Air France has announced a major restructuring of its domestic flight operation in France.
From summer 2026, Air France will concentrate all its domestic and international flights at Paris Charles-de-Gaulle airport (CDG), winding down the majority of its operations at Paris-Orly Airport (ORY). The only exception will be flights to the Mediterranean island of Corsica, which is a Public Service Obligation (PSO) route served in cooperation with Air Corsica.
Transavia, the low-cost airline of the Air France-KLM group, will take over the routes connecting Paris-Orly to three major French cities: Toulouse (TLS), Marseilles (MRS) and Nice (NCE).
Air France will reinforce its own service between the three cities and its Paris Charles-de-Gaulle hub, where it is possible to connect with the airline’s extensive global network.
Domestic destinations in France’s overseas territories, such as Pointe-à-Pitre (PTP) and Fort-de-France (FDF), in the Caribbean, and Roland Garros international airport, in Saint-Denis de La Réunion (RUN), in the Indian Ocean, will also see capacity increases from Charles-de-Gaulle.
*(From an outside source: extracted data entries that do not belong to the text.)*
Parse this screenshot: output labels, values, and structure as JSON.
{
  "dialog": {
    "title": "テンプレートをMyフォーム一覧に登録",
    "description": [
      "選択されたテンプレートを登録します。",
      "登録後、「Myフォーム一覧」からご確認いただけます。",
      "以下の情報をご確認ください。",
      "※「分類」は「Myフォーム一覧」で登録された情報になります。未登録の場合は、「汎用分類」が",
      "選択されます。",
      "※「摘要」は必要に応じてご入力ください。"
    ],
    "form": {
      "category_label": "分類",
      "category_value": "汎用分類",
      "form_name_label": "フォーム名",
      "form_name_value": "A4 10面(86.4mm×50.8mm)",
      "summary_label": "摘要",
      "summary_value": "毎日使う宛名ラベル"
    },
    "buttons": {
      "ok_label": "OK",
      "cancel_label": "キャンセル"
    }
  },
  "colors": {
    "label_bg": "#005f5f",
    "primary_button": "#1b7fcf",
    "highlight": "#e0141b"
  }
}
Announcing the news in a press release on October 18, 2023, the French flag carrier cited the drop in domestic business travel, driven in part by technologies such as videoconferencing software, but also by a change in travel habits and the increasingly stricter short-haul travel policies of many companies.
Air France reported that demand on point-to-point domestic routes out of ORY dropped by 40% between 2019 and 2023, with same-day return trips falling even further by 60%.
Overall, this restructuring will represent a 10% drop in capacity offered by the Air France-KLM group on trunk routes within mainland France, with no change to the total capacity offered to and from the country’s overseas territories.